Figure 1 Figure 2 Figure 3 Figure 4

Claims (1)

[Scope of Claims] 1. A pneumatic on-off valve is interposed in the air supply pipe that sends compressed air into the subbox work chamber, and a control relay having a water level transmitter at one end is attached to the pneumatic on-off valve via a diaphragm, The water level transmitter has a nozzle that spouts compressed air, and means for opening and closing the nozzle nozzle using changes in the water seal water level to generate a signal pressure proportional to the water level change, and the control relay is configured to generate a signal pressure proportional to the water level change.

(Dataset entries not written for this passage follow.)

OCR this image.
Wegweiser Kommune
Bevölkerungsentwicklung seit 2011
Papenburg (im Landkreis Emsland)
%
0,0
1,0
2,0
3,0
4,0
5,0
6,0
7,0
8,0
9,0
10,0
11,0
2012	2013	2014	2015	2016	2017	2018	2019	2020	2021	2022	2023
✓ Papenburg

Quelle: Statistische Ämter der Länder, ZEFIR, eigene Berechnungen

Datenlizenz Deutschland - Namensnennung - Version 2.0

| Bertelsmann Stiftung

The air in the subcase is equipped with a means for generating an output air pressure proportional to the signal pressure based on the differential pressure between the pressure and the working chamber pressure, and the output air pressure is communicated with the diaphragm to open and close a pneumatic opening/closing valve in conjunction with the air pressure. Pressure control device. 2. A pneumatic on-off valve is interposed in the air supply pipe that sends compressed air into the subcase work chamber, and a control relay having a water level transmitter at one end is attached to the pneumatic on-off valve via a diaphragm, and the water level transmitter is connected to the compressor. It has a nozzle that blows out air, and a means for opening and closing the nozzle nozzle using changes in the water seal water level to generate a signal pressure proportional to the water level change, and the control relay is configured to control the signal pressure and the working chamber pressure. The bellows, each of which is individually communicated with each other, are connected to face each other across a beam, and a nozzle with a nozzle orifice close to the beam is communicated with the input pipe of a pilot relay, so that a signal pressure proportional to the signal pressure is output from the pilot relay. An air pressure control device in a subcase, characterized in that the output air pressure is communicated with the diaphragm.